I really thought I had a chest cold or maybe even pneumonia.  Surprise!

My story starts back in December of 2014 when I decided to train for the 2015 Louisville Ironman.  After close to 3 years of running and racing, I decided to jump into the water (pun intended) and tackle the Ironman.  Then I was 44 years old and had worked hard to lose approximately 70lbs.  I went from walking to sub 2-hour half marathons.  My goal was three Ironman races before I turned 50.  I completed the Louisville race with time to spare.  I wasn’t super-fast, but I finished.

Flash forward 2 years I was on track to tackle the 2017 Chattanooga Ironman.  In April of this year I attended a very intense triathlon camp in Tucson, AZ.  We ran hard through the desert and biked over 7000 feet of elevation up Mt. Lemmon.  I was tired at camp but thought it was just the intensity of the training.  Swimming really became difficult for me.  I had been struggling with my swim for several months.   But again, I attributed it to being older and recovering slower.

Flash forward 30 days to May 15th, 2017.  I had been biking okay, but my run was off.  I had completed a 10 mile race the weekend prior but with a 2-minute slower pace than normal.  I knew something was wrong, but I was being stubborn.  I was an Ironman.  I was combining multi-sport training and powerlifting with a large degree of success.  I would be fine.

That day, the 15th, I had a 9-mile run scheduled.  I skipped my morning workout because I woke up with a heart rate close to 120, maybe higher.  I decided to monitor it at work and see how I felt in the afternoon, then run.  I told myself I was overtraining and that it was no big deal.  My heart rate never came down. I debated running my 9 miles or going to the doctor.  My wife convinced me to go to the doctor.

I really thought I had a chest cold or maybe even pneumonia.  Surprise!  No, I had a severely enlarged heart and an ambulance was called before the doctor was even done talking to me.

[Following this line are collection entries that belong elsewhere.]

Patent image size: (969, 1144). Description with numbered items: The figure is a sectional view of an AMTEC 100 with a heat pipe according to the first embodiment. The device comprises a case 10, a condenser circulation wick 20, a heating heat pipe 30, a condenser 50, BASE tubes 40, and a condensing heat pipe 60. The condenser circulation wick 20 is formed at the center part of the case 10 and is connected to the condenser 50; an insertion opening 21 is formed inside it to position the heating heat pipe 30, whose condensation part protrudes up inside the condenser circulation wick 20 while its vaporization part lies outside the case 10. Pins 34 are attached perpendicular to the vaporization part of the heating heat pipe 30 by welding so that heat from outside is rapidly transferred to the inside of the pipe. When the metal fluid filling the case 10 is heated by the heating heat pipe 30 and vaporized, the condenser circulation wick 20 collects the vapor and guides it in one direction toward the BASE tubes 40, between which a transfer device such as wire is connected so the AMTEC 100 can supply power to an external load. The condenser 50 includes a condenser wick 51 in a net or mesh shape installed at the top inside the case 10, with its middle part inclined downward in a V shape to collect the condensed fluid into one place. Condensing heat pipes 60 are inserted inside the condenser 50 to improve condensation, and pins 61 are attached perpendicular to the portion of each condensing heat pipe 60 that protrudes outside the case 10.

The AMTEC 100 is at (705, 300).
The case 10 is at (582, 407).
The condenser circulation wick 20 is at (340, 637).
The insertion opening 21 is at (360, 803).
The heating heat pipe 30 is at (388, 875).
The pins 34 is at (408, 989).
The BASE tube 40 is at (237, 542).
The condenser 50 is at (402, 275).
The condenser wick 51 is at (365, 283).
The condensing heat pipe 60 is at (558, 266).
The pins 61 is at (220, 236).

Five days later, countless tests, poking’s, and prodding’s, and an ejection fraction of 35%, the doctors said my racing and fitness days were over.  “No more racing and someday with hard work I may be able to ride my bike casually or enjoy walking the neighborhood,” they said.  I doggedly researched cardiologists because that was not an acceptable answer.  No more racing, what!?!   I race. I compete. I lift heavy things and that is what I do. And this is what I would find a way back to.